What happens when materials are cooled down close to absolute zero temperature? It sounds a boring question because everything freezes at T = 0. It is NOT true, however, because quantum fluctuations persist even at absolute zero temperature. The richness of low-temperature physics was first demonstrated by Heike Kamerlingh Onnes at 1911, who was the first to liquify Helium and reached ~ 1 K. He discovered that the resistance of mercury suddenly vanished at low temperature. Followed by this discovery of the superconducting transition, many amazing quantum phenomena – superfluid transition of Helium, Bose-Einstein condensations of Alkali Bose gases – were found at low temperatures. We are interested in these quantum condensed states at low temperatures where the thermal fluctuations are negligible. Especially, we are now challenging measurements of correlated electron systems at ultralow temperatures (below 20 mK) where many interesting phenomena have remained unexplored due to technical difficulties. Further, we are studying thermal Hall effects of charge-neutral excitations (phonons and spins) in an insulator, as well as detecting multipole orders by NMR measurements.

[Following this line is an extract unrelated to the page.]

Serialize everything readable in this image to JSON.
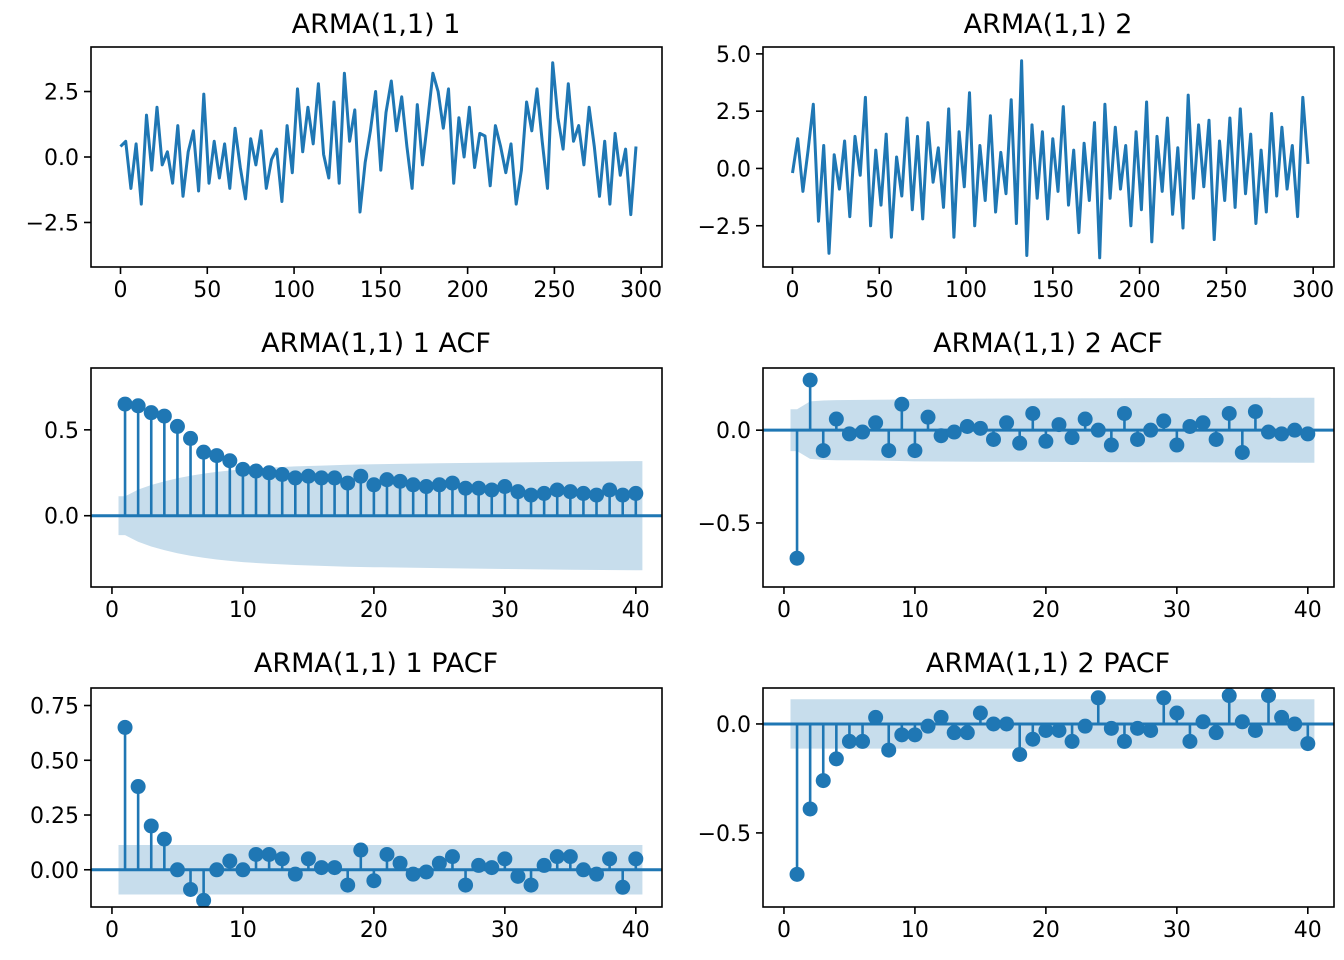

The ultralow temperature cryostat at ISSP. Nuclear demagnetization cooling enables experiments down to 1 mK under a magnetic field up to 10 T. The lower left picture is an enlarged view of the experimental space. The lower right picture shows a cantilever cell for torque measurements.
(Top) a schematic illustration of the topological thermal Hall effect of magnons in the lattice of magnetic skyrmions. (Bottom) the magnetic field dependence of the thermal Hall conductivity that sharply appears in the magnetic skyrmion phase (green), but disappears in the cycloidal (blue) and the forced-ferromagnetic (pink) phases.